By Deane Waldman, M.D.


Nurses at Kaiser Permanente have just engaged in the largest healthcare worker strike in U.S. history. The reason reported for their walkout is feeling "burnt out and fed up." Wage frustration and high staffing ratios — too many patients per nurse — are noted. These are symptoms, not the root cause.
Why are healthcare workers burnt out providing service? Why are they fed up with the system in which they must function? Why do so many feel devalued? And why are so many providers quitting clinical care?

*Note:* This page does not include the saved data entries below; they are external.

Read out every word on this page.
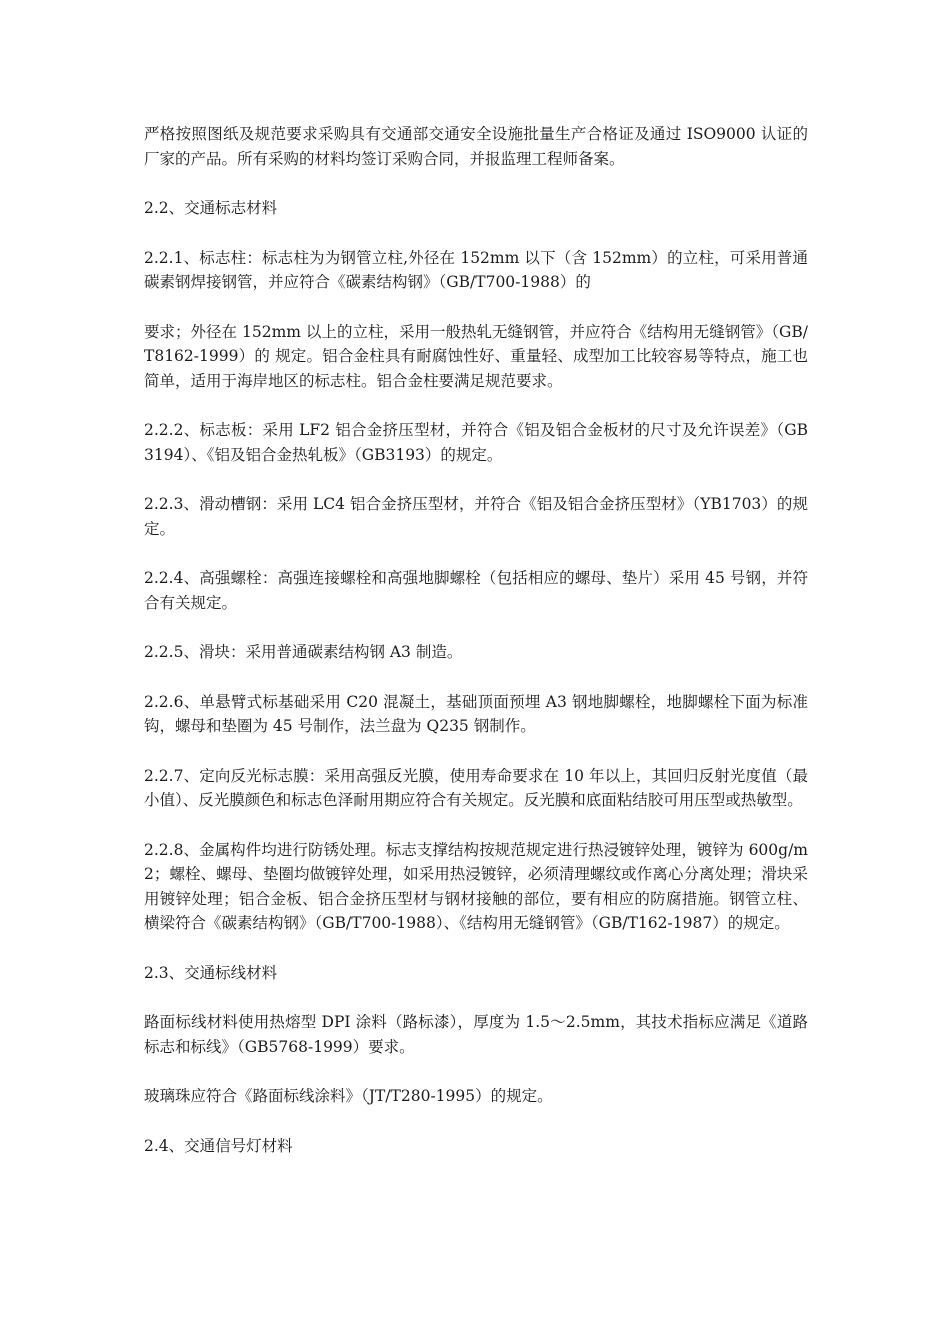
严格按照图纸及规范要求采购具有交通部交通安全设施批量生产合格证及通过 ISO9000 认证的厂家的产品。所有采购的材料均签订采购合同，并报监理工程师备案。

2.2、交通标志材料

2.2.1、标志柱：标志柱为为钢管立柱,外径在 152mm 以下（含 152mm）的立柱，可采用普通碳素钢焊接钢管，并应符合《碳素结构钢》（GB/T700-1988）的

要求；外径在 152mm 以上的立柱，采用一般热轧无缝钢管，并应符合《结构用无缝钢管》（GB/T8162-1999）的 规定。铝合金柱具有耐腐蚀性好、重量轻、成型加工比较容易等特点，施工也简单，适用于海岸地区的标志柱。铝合金柱要满足规范要求。

2.2.2、标志板：采用 LF2 铝合金挤压型材，并符合《铝及铝合金板材的尺寸及允许误差》（GB3194）、《铝及铝合金热轧板》（GB3193）的规定。

2.2.3、滑动槽钢：采用 LC4 铝合金挤压型材，并符合《铝及铝合金挤压型材》（YB1703）的规定。

2.2.4、高强螺栓：高强连接螺栓和高强地脚螺栓（包括相应的螺母、垫片）采用 45 号钢，并符合有关规定。

2.2.5、滑块：采用普通碳素结构钢 A3 制造。

2.2.6、单悬臂式标基础采用 C20 混凝土，基础顶面预埋 A3 钢地脚螺栓，地脚螺栓下面为标准钩，螺母和垫圈为 45 号制作，法兰盘为 Q235 钢制作。

2.2.7、定向反光标志膜：采用高强反光膜，使用寿命要求在 10 年以上，其回归反射光度值（最小值）、反光膜颜色和标志色泽耐用期应符合有关规定。反光膜和底面粘结胶可用压型或热敏型。

2.2.8、金属构件均进行防锈处理。标志支撑结构按规范规定进行热浸镀锌处理，镀锌为 600g/m2；螺栓、螺母、垫圈均做镀锌处理，如采用热浸镀锌，必须清理螺纹或作离心分离处理；滑块采用镀锌处理；铝合金板、铝合金挤压型材与钢材接触的部位，要有相应的防腐措施。钢管立柱、横梁符合《碳素结构钢》（GB/T700-1988）、《结构用无缝钢管》（GB/T162-1987）的规定。

2.3、交通标线材料

路面标线材料使用热熔型 DPI 涂料（路标漆），厚度为 1.5～2.5mm，其技术指标应满足《道路标志和标线》（GB5768-1999）要求。

玻璃珠应符合《路面标线涂料》（JT/T280-1995）的规定。

2.4、交通信号灯材料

The real reason, the root cause or etiology as doctors say, is not money or even working conditions. It is the lack of psychic reward — the inability to attain self-actualization, the highest on Maslow's hierarchy of human needs.
What drives nurses, doctors, and therapists to study and train for many years in order to become caregivers is an immaterial, non-financial but priceless gift: the psychic reward. For some, preparation to obtain it can extend to 11 or 12 years after college. (For this author, it was only ten years.) Then there are incredibly long hours, being on call continuously, and the emotional toll of being responsible for another human being's life or death.
The psychic reward is the expression on a mother's face when I hand her a healthy child after she brought in a baby dying from a hole in his heart. The nurse or attendant who sits with a hospice patient holding her hand, humming a familiar tune, does this not for money, but for self-validation. The psychic reward impels a trauma surgeon to unhesitatingly get out of a cozy, warm bed at 2 A.M. to care for an automobile accident victim. Over lunch one day, a nurse once said it best: "When my babies [her patients] do well, it feeds my soul."
Achieving that emotional high — the psychic reward — requires direct, intimate fiduciary connection between provider and patient. The patient must place trust in that particular provider. The provider must feel an overwhelming responsibility for the well-being of that particular patient — not patients in general, but to that one person with name, a face, a family, a mortgage, and a natural fear of illness or death.